Terfi sırasında olup da belirli oranda sicil mecburiyetini, sicil belgelerinin düzenlenmesinden sonra, 30 Ağustos tarihine kadar tamamlayacak olanlar (albaylar hariç) hakkında birinci fıkra hükmü uygulanmaz." hükmüne yer verilmiştir.
Anayasanın "Cumhuriyetin nitelikleri" başlıklı 2. maddesinde; "Türkiye Cumhuriyeti, toplumun huzuru, milli dayanışma ve adalet anlayışı içinde, insan haklarına saygılı, Atatürk milliyetçiliğine bağlı, başlangıçta belirtilen temel ilkelere dayanan, demokratik, laik ve sosyal bir hukuk Devletidir." kuralına, "Mülkiyet hakkı" başlıklı 35. maddesinde ise; "Herkes, mülkiyet ve miras haklarına sahiptir. Bu haklar, ancak kamu yararı amacıyla, kanunla sınırlanabilir. Mülkiyet hakkının kullanılması toplum yararına aykırı olamaz." hükmüne yer verilmiştir.
Anayasa'nın 35. maddesinde düzenlenen mülkiyet hakkı; mevcut mal, mülk ve varlıkları koruyan bir güvencedir. Anayasa'nın 35. maddesi soyut bir temele dayalı olarak mülkiyete erişmeyi ve mülkiyeti edinmeyi değil mülkiyet hakkını güvence altına almaktadır. Bu hususun istisnası olarak belli durumlarda bir "ekonomik değer" veya icrası mümkün bir "alacağı" elde etmeye yönelik meşru bir beklenti Anayasa'da yer alan mülkiyet hakkı güvencesinden yararlanabilir. "Meşru beklenti", objektif temelden uzak bir beklenti olmayıp belirli bir kanun hükmüne veya başarılı olma ihtimalinin yüksek olduğunu gösteren yerleşik bir yargı içtihadına ya da ayni menfaatle ilgili hukuki bir işleme dayanan yeterli derecede somut nitelikteki bir beklentidir.

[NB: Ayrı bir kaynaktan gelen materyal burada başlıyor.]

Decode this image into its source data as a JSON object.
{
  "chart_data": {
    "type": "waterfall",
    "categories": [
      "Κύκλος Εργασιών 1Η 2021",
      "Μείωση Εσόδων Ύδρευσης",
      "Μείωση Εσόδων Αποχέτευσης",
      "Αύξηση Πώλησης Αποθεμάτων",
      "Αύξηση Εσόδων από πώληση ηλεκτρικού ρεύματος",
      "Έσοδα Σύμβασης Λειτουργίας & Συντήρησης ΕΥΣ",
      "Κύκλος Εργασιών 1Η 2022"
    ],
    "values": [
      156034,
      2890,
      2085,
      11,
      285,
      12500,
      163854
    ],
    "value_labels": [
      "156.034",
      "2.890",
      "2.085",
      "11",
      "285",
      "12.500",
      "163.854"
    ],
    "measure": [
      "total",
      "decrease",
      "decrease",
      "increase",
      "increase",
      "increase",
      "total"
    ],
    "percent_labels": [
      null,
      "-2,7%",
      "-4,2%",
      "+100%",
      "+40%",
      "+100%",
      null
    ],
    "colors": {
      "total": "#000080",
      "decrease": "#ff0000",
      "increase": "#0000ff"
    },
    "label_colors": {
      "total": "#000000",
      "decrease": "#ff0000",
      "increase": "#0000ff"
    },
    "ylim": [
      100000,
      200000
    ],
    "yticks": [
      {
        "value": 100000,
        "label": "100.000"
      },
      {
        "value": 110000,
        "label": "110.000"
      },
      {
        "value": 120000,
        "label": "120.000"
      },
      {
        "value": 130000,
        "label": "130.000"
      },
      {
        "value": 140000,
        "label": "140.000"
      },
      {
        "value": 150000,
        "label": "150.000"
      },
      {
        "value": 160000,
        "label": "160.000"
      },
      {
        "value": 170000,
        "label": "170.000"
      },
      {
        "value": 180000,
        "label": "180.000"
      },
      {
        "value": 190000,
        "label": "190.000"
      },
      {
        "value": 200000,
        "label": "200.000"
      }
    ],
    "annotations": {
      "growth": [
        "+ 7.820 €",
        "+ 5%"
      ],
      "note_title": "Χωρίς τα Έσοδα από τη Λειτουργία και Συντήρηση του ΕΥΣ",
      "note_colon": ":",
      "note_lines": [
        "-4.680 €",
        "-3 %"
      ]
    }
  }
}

Temelsiz bir hak kazanma beklentisi veya sadece mülkiyet hakkı kapsamında ileri sürülebilir bir iddianın varlığı meşru beklentinin kabulü için yeterli değildir.
926 sayılı Kanun'un 33. maddesinde yer alan düzenleme ile Kanun Koyucu, yargılanmaları nedeniyle rütbe terfi yapamayanlardan, yargılanmaları 33. maddede öngörüldüğü şekilde sonuçlananların (ki bunlar mahkumiyet dışında kararlardır) rütbe terfilerinin yapılıp, nasıplarının emsallerinin nasıp tarihine götürülmesini öngörmektedir. Nasıpları bu şekilde emsalleriyle eşitlenen kişinin, belirtilen tarihte o rütbeye müstahak olduğunun kabulü zorunludur. Esasen yargılama sonunda varılan kesin hükmün sonucuna göre nasbın geriye götürülmesi olgusu, kişinin belirtilen tarihte o rütbeye müstahak olduğunun ve zamanında terfi ettirilmeyerek haksızlığa uğradığının yargılama sonunda saptanması anlamına gelmektedir. O halde, adli makamların işlemleri nedeniyle, kendilerinin kusuru olmaksızın emsalleriyle beraber terfi ettirilmeyen personelin uğradığı mali kayıpların da kendisine verilmesi gerekir. Diğer taraftan; yargılanan kişinin, Anayasaya aykırılığı iddia olunan yasa hükmü nedeniyle gerçekleşen mali kayıpların büyüklüğü yargılama süresinin uzunluğu ile doğru orantılıdır ve kişinin müdahale edemediği bu süreçten doğan zararlara katlanmasının beklenmesi hakkaniyet ve nasafet kurallarıyla bağdaşmamaktadır.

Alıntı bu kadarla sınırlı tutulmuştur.